Entry Date:
January 18, 2017

Kytopen: Expanding the Language of Biology with Pulsed Electric Fields

Principal Investigator Cullen Buie

Project Start Date October 2015

Project End Date
 March 2017


The potential to solve many of mankind's most pressing challenges including the needs for alternative fuels, enhancing oil recovery, and even treating cancer could involve engineering the numerous bacteria currently beyond one's reach. There are many types of bacteria that can be grown in the lab but their potential impact on people's lives has not been realized. New tools are needed to unlock bacteria?s true potential to solve many challenges of interest to mankind. Creating tools to accelerate discovery of new cancer treatments, alternative fuels, or low cost biomaterials will significantly impact human life. Population growth and increasing lifespans are putting ever increasing demands on the environment, driving need for alternative sources of fuels, food, and medicines. Bacteria have been a bit neglected as sources for innovation; however, they already have the internal machinery to help do industrial processes in a fast and efficient manner.

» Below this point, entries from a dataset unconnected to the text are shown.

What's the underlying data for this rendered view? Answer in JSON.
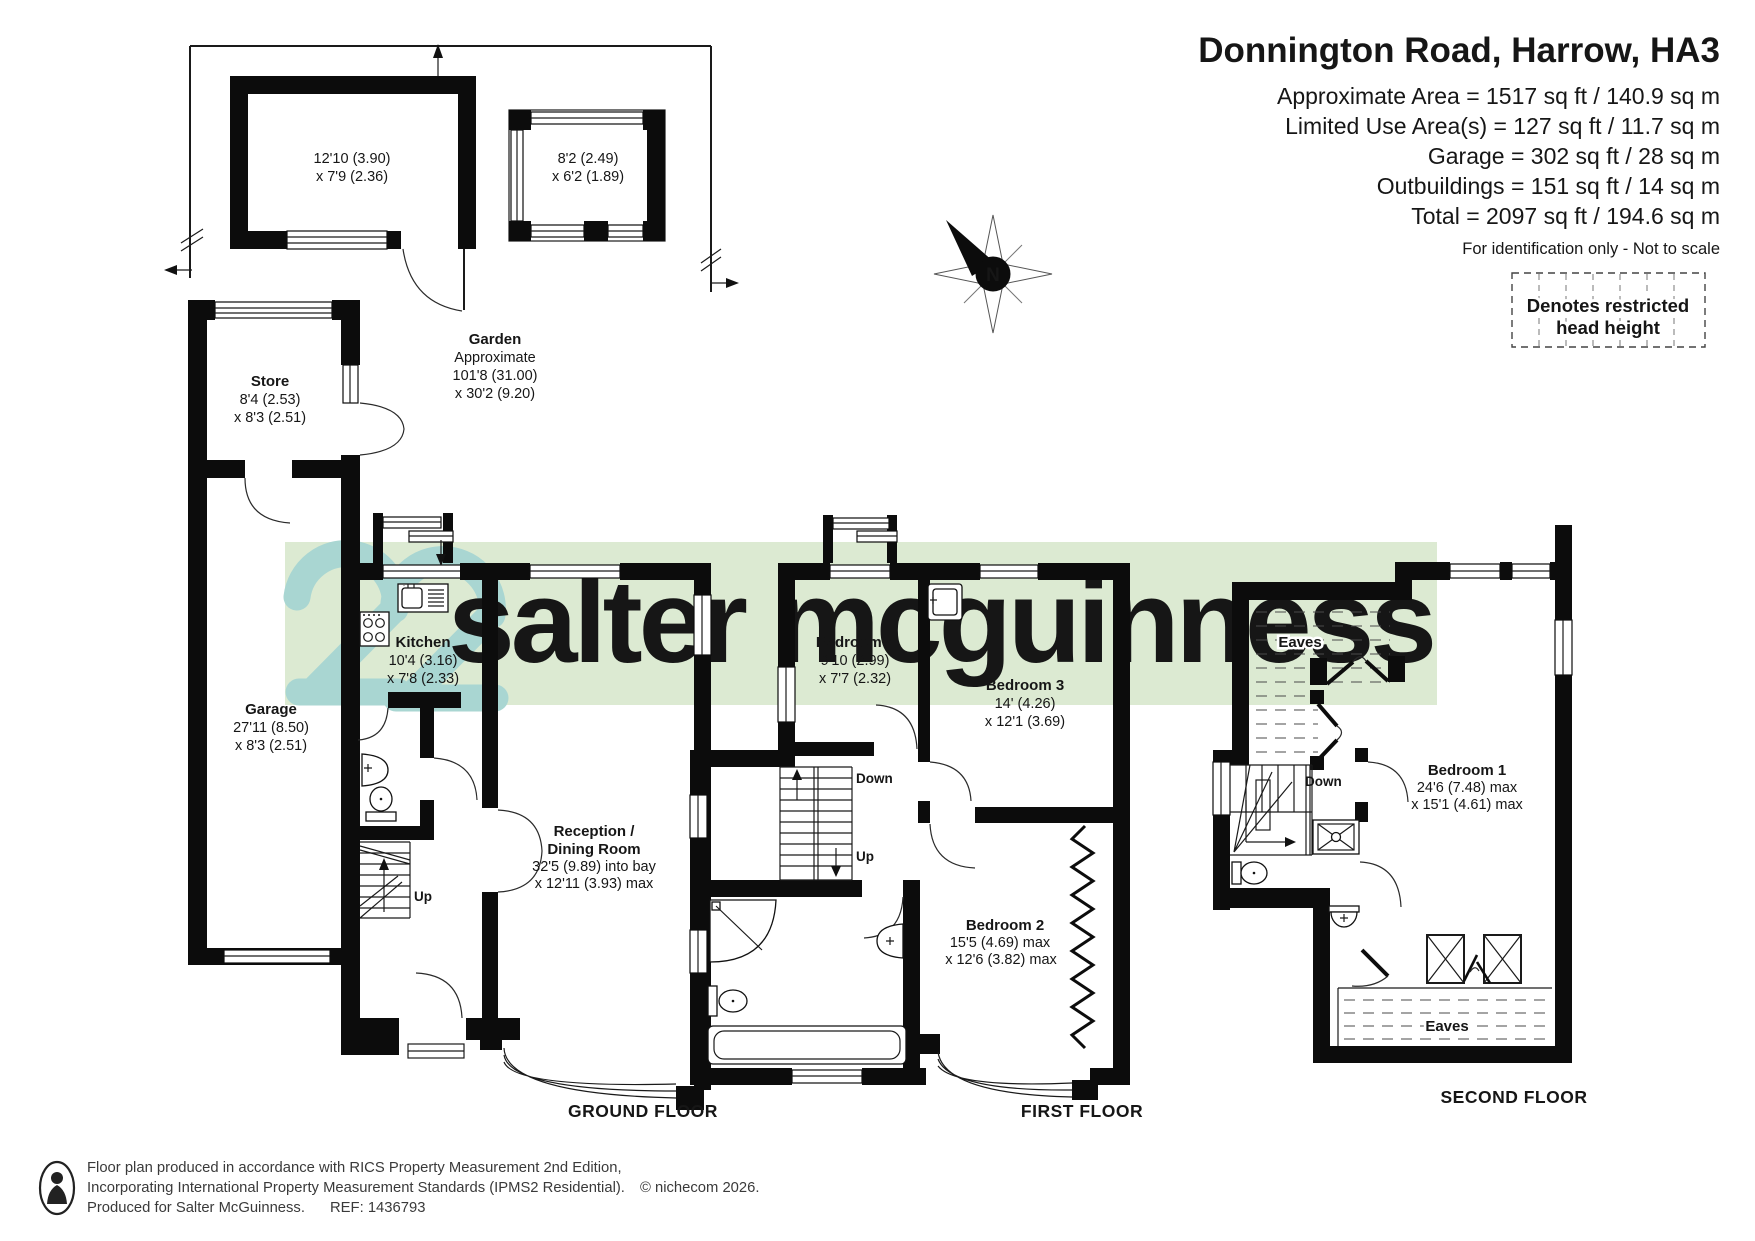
{
  "header": {
    "title": "Donnington Road, Harrow, HA3",
    "area_lines": [
      "Approximate Area = 1517 sq ft / 140.9 sq m",
      "Limited Use Area(s) = 127 sq ft / 11.7 sq m",
      "Garage = 302 sq ft / 28 sq m",
      "Outbuildings = 151 sq ft / 14 sq m",
      "Total = 2097 sq ft / 194.6 sq m"
    ],
    "disclaimer": "For identification only - Not to scale"
  },
  "legend": {
    "line1": "Denotes restricted",
    "line2": "head height"
  },
  "compass": {
    "north": "N"
  },
  "watermark": {
    "brand": "salter mcguinness"
  },
  "colors": {
    "band": "#dcead2",
    "logo_mark": "#a9d6d2",
    "logo_text": "#f6faf1"
  },
  "plans": {
    "ground": {
      "floor_label": "GROUND FLOOR",
      "outbuilding1": [
        "12'10 (3.90)",
        "x 7'9 (2.36)"
      ],
      "outbuilding2": [
        "8'2 (2.49)",
        "x 6'2 (1.89)"
      ],
      "garden": [
        "Garden",
        "Approximate",
        "101'8 (31.00)",
        "x 30'2 (9.20)"
      ],
      "store": [
        "Store",
        "8'4 (2.53)",
        "x 8'3 (2.51)"
      ],
      "garage": [
        "Garage",
        "27'11 (8.50)",
        "x 8'3 (2.51)"
      ],
      "kitchen": [
        "Kitchen",
        "10'4 (3.16)",
        "x 7'8 (2.33)"
      ],
      "reception": [
        "Reception /",
        "Dining Room",
        "32'5 (9.89) into bay",
        "x 12'11 (3.93) max"
      ],
      "up": "Up"
    },
    "first": {
      "floor_label": "FIRST FLOOR",
      "bedroom4": [
        "Bedroom 4",
        "9'10 (2.99)",
        "x 7'7 (2.32)"
      ],
      "bedroom3": [
        "Bedroom 3",
        "14' (4.26)",
        "x 12'1 (3.69)"
      ],
      "bedroom2": [
        "Bedroom 2",
        "15'5 (4.69) max",
        "x 12'6 (3.82) max"
      ],
      "down": "Down",
      "up": "Up"
    },
    "second": {
      "floor_label": "SECOND FLOOR",
      "bedroom1": [
        "Bedroom 1",
        "24'6 (7.48) max",
        "x 15'1 (4.61) max"
      ],
      "eaves_top": "Eaves",
      "eaves_bottom": "Eaves",
      "down": "Down"
    }
  },
  "footer": {
    "line1": "Floor plan produced in accordance with RICS Property Measurement 2nd Edition,",
    "line2": "Incorporating International Property Measurement Standards (IPMS2 Residential).",
    "copyright": "© nichecom 2026.",
    "line3": "Produced for Salter McGuinness.",
    "ref": "REF: 1436793"
  }
}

Pulsed electric fields (i.e. electroporation) can be used to deliver genetic material into many types of cells including bacteria. The goal of this proposal is to substantially expand the successful application of pulsed electric fields to bacteria and enable discovery of new applications in genetic engineering and synthetic biology. A major limitation of synthetic biology is the inability to incorporate genetic material into many bacteria due to the challenge of permeating the cell envelope while maintaining high cell viability. This team's goal is to reduce the time required to develop tools to genetically manipulate bacteria from months or even years to days. This I-Corps team has developed a proof-of-concept microfluidic device to enable the characterization of the critical electric field for bacterial electroporation under specific experimental conditions in a single experiment. The team is devising a technique to test several thousand unique conditions within a single day, spanning the entire parametric space. This will be done using a microfluidic platform, or several in parallel, to test small aliquots of cells at varying experimental conditions. Therefore, the proposed microfluidic system enables quantification of the critical electroporation parameters in a single experiment, which would otherwise require months of experimentation. The proposed innovation will allow two significant advancements: 1) the ability to quickly determine high yield electroporation conditions and 2) the ability to utilize many of the more than 10,000 bacterial strains that have been heretofore intractable or difficult to genetically manipulate.